Sendikalı olmak ve çalışanların beklentilerini karşılamak. Bu aslında zincirleme bir döngüdür. Yani, çalışanların sendikalaşma oranları ne kadar yüksek olursa; sendikaların da çalışanların beklentilerini karşılaması o oranda yüksek olacaktır. Çünki, şu gerçektir ki, sendikaların gücü ve etkililiği sahip oldukları üye sayısıyla doğru orantılıdır.
İşte, bu yalın gerçek doğrultusunda, henüz sendikalı olmamış çalışanların bir kez daha düşünmeleri ve durumlarını gözden geçirmeleri gerekmektedir. Bu arkadaşlarımız, üye olmamakla hem muhtemel kendi kazanımlarını doğmadan öldürdüklerini hem de sendikal hareketin gelişimini farkında olmadan sabote ettiklerini görmelidirler.
Özellikle herhangi bir sendikaya üye olmayan kamu çalışanlarının, sendika temsilcilerine ve üyelerine sık sık sordukları bir sorudur: “Sendika ne işe yarıyor? Sendika ne yapar? Neden sendikaya üye olayım?” sorusu. Arkasından da sendikalı olmamalarını geçerli ve gerçekci gösterebilecek bir sürü mazereti sıralamaya başlarlar.
Aslında hem kendi hem de çalışma hayatının durumunu bir kez olsun gözden geçirseler sendikaların farkını fark edecekler. Sendika kanunu çıkmadan önce kamu çalışanları ne durumdaydı, şimdi hangi noktada? Bu anlamda yapılacak en basit bir değerlendirme dahi sendikalı olmamanın ne kadar büyük bir eksiklik olacağını gösterecektir.
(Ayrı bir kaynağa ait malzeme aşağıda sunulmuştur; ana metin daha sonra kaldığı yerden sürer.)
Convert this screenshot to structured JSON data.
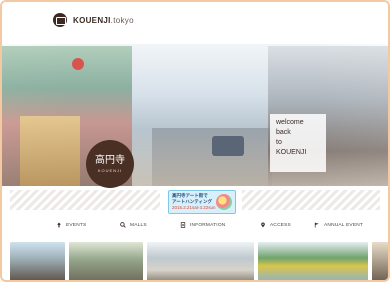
{
  "header": {
    "site_name": "KOUENJI",
    "site_suffix": ".tokyo"
  },
  "hero": {
    "welcome_lines": [
      "welcome",
      "back",
      "to",
      "KOUENJI"
    ],
    "badge_title": "高円寺",
    "badge_romaji": "KOUENJI"
  },
  "banner": {
    "line1": "高円寺アート街で",
    "line2": "アートハンティング",
    "dates": "2015.2.21sat-3.22sun"
  },
  "nav": {
    "items": [
      {
        "label": "EVENTS",
        "icon": "pin-icon"
      },
      {
        "label": "MALLS",
        "icon": "search-icon"
      },
      {
        "label": "INFORMATION",
        "icon": "document-icon"
      },
      {
        "label": "ACCESS",
        "icon": "location-icon"
      },
      {
        "label": "ANNUAL EVENT",
        "icon": "flag-icon"
      }
    ]
  },
  "colors": {
    "brand_brown": "#4a2f25",
    "frame_peach": "#f3c9a2",
    "banner_blue": "#7fc8e8"
  }
}
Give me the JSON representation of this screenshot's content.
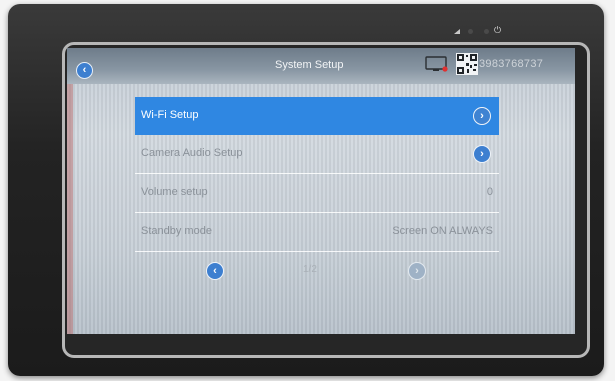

Bu arkadaşlarımız, bir yandan sendikaları ve sendikalıları acımasızca eleştirirken, aynı zamanda sendikalıların örgütlü mücadeleleriyle elde edilen kazanımları da yaşamaya devam ederler. Hem de çoğu zaman bunun farkına varamayarak. Banka promosyonları, yolluklar, sicil affı, denge tazminatı, disiplin kurulları, keyfi atamaların iptal ettirilmesi, ek ders ücreti kazanımları, sözleşmeli öğretmenler için elde edilen kazanımlar…vs. sayabileceğimiz yüzlerce kazanımdan sadece küçük bir kısmıdır.
İşte bu noktada sendikasız bütün eğitim çalışanlarının şu soruyu kendilerine sormaları gerekmektedir:
BEN NE İŞE YARIYORUM? BEN NE YAPIYORUM?